Owning up to mistakes means stakeholders throughout the hierarchy will feel free to be more inventive in their problem-solving. Mistakes can and should be learning experiences! With that mindset, leaders ensure that the rest of the organization won’t grow stagnant.

4. Provide Advancement and Growth Opportunities for the Entire Team

Beyond communication, leaders help set the pace for growth in the organization.

In an ideal world, everyone would have some time every day to develop their skills. Here and now, though, that’s not always the case. After a full day of work (and a full commute!) it’s not really so easy to “sharpen the saw.” And that means lots of missed potential.

Leaders should set the stage by developing an HR organization that will prioritize ongoing growth and training. Most crucial to that is recruiting talent development experts who will be able to work with directors and team leaders to make opportunities accessible.

When leaders prioritize advancement, everyone has the chance to go further than ever. That ties into accountable leadership by reducing turnover and ensuring that you can start cultivating a future generation of leaders from right within the company.

Accountable leaders never “kick over the ladder” once they’ve reached their position. They want to see others excel and succeed – even if they don’t have time to do the mentorship themselves.

5. Do the Work Within Yourself – Then Do it for the Organization

Accountable leadership starts with the individual.

Your commitment to accountable leadership can only go as far as it does within yourself. Most people, even experienced leaders, need to do some work before embracing radical accountability.

It’s a fact of life: Honest, forthright individuals still have times when total accountability stings.

It’s a good idea to join a leadership roundtable or other “mastermind group” that will give you unbiased feedback about your performance and how you can become more effective.
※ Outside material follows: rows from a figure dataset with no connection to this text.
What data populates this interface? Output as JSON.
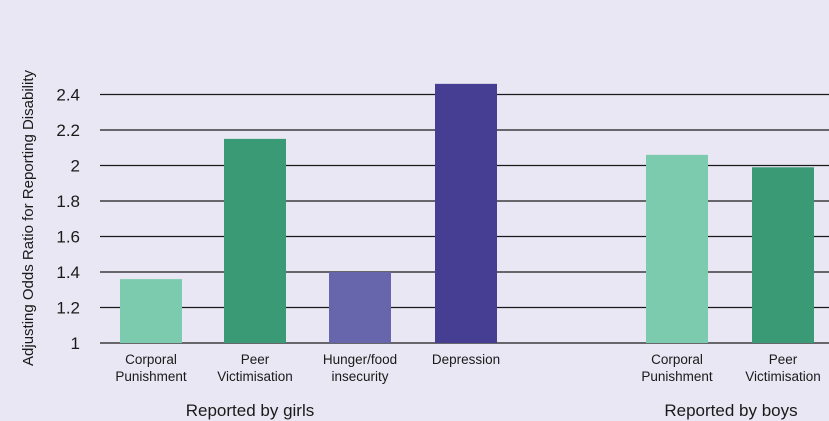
{
  "chart_data": {
    "type": "bar",
    "ylabel": "Adjusting Odds Ratio for Reporting Disability",
    "ylim": [
      1,
      2.5
    ],
    "yticks": [
      1,
      1.2,
      1.4,
      1.6,
      1.8,
      2,
      2.2,
      2.4
    ],
    "ytick_labels": [
      "1",
      "1.2",
      "1.4",
      "1.6",
      "1.8",
      "2",
      "2.2",
      "2.4"
    ],
    "groups": [
      {
        "label": "Reported by girls",
        "bars": [
          {
            "label_lines": [
              "Corporal",
              "Punishment"
            ],
            "value": 1.36,
            "color": "#7dcbae"
          },
          {
            "label_lines": [
              "Peer",
              "Victimisation"
            ],
            "value": 2.15,
            "color": "#3a9a76"
          },
          {
            "label_lines": [
              "Hunger/food",
              "insecurity"
            ],
            "value": 1.4,
            "color": "#6766ad"
          },
          {
            "label_lines": [
              "Depression"
            ],
            "value": 2.46,
            "color": "#463e93"
          }
        ]
      },
      {
        "label": "Reported by boys",
        "bars": [
          {
            "label_lines": [
              "Corporal",
              "Punishment"
            ],
            "value": 2.06,
            "color": "#7dcbae"
          },
          {
            "label_lines": [
              "Peer",
              "Victimisation"
            ],
            "value": 1.99,
            "color": "#3a9a76"
          }
        ]
      }
    ]
  }
}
When it comes to accountability, small things add up to larger ones, and they’re not necessarily obvious.

Are you habitually punctual? Do you keep the commitments you make – both to others and to yourself? Personal integrity goes hand in hand with professional accountability. There’s no shame in realizing that you have to unlearn old habits before you can form new ones.

6. Make Expectations Clear Throughout the Organization

Nobody can be accountable if they don’t know where their accountability starts and ends.

In the long run, accountable leadership will create systems of accountability. Those, in turn, will contribute to a culture of accountability. A culture that focuses on results instead of excuses is able to produce work worthy of market leadership even when the going gets tough.

That starts from the ground floor with a good onboarding program.

Employee onboarding is known for helping each new hire deliver ROI faster. But it does more than that: It delineates clear areas of influence, reducing conflict and confusion along the way.

In the end, accountable leadership is the key to a sustainable business. Everyone takes their cues from leaders, so strive to set a shining example.